Data Science ML Agent#
This example demonstrates how to build a natural language-driven data science and machine learning agent powered by NVIDIA GPUs. The agent allows users to perform data exploration, model training, and hyperparameter optimization interactively using RAPIDS cuDF and cuML for GPU acceleration.
Overview#
The Data Science ML Agent enables natural language interaction for common data science workflows, including dataset loading, target selection, model training, and performance optimization. It combines the flexibility of LLMs with GPU-accelerated computation to simplify and speed up end-to-end machine learning pipelines.
LLM Used#
NVIDIA Nemotron Nano-9B-v2: A compact, open-source large language model optimized for reasoning and data analysis tasks.
Key Features#
Natural language interface for running data exploration and ML workflows
GPU acceleration with cuDF (DataFrame operations) and cuML (ML algorithms)
Support for CPU mode using pandas and scikit-learn
Simple setup and execution through Streamlit interface
Compatible with both small and large-scale datasets
Requirements#
RAPIDS 25.10
Python 3.10, 3.11, 3.12, or 3.13
CUDA 12.0 or 13.0 compatible NVIDIA GPU (for GPU mode)

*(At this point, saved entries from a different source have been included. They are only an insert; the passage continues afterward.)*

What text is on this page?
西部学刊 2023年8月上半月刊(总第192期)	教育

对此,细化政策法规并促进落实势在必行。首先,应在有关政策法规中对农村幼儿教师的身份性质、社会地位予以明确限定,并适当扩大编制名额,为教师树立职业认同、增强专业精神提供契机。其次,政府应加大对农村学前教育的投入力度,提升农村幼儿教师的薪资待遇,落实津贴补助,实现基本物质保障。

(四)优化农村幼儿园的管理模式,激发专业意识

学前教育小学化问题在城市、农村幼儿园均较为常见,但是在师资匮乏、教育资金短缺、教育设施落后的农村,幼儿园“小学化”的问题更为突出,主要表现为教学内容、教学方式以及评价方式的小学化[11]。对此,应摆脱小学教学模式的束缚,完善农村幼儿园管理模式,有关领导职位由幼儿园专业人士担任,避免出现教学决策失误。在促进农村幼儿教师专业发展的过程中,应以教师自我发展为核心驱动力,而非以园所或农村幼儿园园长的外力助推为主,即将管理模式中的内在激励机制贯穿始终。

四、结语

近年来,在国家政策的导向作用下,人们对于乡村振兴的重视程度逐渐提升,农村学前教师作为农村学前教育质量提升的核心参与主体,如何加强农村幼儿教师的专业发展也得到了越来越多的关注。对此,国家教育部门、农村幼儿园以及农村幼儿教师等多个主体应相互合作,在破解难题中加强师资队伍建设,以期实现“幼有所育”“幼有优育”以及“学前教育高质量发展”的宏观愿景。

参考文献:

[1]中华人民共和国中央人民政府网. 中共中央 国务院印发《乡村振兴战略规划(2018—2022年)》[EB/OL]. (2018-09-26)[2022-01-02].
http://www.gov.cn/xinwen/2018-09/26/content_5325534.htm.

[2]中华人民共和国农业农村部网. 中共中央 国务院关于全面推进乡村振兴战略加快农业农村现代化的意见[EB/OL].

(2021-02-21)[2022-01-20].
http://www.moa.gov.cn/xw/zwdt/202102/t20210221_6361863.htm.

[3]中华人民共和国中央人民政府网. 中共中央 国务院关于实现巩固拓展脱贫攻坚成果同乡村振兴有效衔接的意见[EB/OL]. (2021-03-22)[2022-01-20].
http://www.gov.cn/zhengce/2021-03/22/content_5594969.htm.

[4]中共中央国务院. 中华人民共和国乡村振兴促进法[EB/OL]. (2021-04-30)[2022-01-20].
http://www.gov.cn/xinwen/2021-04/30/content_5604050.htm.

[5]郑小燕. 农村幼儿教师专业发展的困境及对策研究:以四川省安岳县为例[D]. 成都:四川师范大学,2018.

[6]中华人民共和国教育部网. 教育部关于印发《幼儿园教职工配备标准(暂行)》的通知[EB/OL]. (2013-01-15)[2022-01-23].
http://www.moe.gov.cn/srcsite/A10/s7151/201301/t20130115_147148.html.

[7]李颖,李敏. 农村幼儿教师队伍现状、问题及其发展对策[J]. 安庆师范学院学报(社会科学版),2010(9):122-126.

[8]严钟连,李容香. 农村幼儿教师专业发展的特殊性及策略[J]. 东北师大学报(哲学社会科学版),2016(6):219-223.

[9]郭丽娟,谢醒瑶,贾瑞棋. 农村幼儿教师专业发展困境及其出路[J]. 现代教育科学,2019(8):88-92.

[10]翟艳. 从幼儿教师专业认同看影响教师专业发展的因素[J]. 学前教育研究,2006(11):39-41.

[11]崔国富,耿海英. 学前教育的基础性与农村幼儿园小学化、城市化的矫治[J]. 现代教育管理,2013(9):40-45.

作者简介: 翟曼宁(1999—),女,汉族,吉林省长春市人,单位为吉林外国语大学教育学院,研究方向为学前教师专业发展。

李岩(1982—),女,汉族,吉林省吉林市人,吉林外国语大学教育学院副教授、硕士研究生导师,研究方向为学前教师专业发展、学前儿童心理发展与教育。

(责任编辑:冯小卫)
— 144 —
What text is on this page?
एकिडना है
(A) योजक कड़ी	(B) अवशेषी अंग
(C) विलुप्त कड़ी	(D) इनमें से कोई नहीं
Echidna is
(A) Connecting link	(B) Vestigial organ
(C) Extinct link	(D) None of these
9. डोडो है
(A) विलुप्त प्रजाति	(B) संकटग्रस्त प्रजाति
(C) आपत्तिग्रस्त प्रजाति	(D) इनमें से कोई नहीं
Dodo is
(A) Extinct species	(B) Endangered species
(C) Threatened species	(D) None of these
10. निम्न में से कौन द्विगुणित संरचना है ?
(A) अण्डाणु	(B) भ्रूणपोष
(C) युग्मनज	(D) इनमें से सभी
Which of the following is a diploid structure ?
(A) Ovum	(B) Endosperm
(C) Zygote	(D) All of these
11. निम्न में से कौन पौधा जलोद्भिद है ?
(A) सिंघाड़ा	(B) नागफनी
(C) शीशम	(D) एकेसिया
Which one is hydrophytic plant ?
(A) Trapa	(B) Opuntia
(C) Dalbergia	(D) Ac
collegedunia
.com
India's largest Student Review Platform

NVIDIA API key (get one here)
streamlit, optuna, joblib
Please refer to the official RAPIDS installation documentation for detailed instructions.
Installation Example:
conda create -n rapids-25.10 -c rapidsai -c conda-forge -c nvidia \
rapids=25.10 python=3.11 'cuda-version=13.0'
Example Usage#
conda activate rapids-25.10
export NVIDIA_API_KEY=""
# GPU-accelerated mode
python -m cudf.pandas -m cuml.accel -m streamlit run user_interface.py
# CPU-based mode
streamlit run user_interface.py
Example queries:
load dataset Titanic-Dataset.csv/Titanic-Dataset-test.csv
set target variable to be 'Survived'
train classification/regression model
optimize svc with 50 trials
optimize forest regressor with 30 trials
show best model by r2
make inference for the test dataset
...
📊 Sample Dataset#
This project provides sample datasets, you can download the Kaggle Titanic Datasets train.csv and test.csv into the data folder. You can also create train-1M, an extrapolated version scaled to 1M rows of the train.csv using the script extrapolation.py.
Note:
Ensure you have the appropriate dependencies installed for each mode.
GPU mode requires a supported NVIDIA GPU and the RAPIDS ecosystem installed.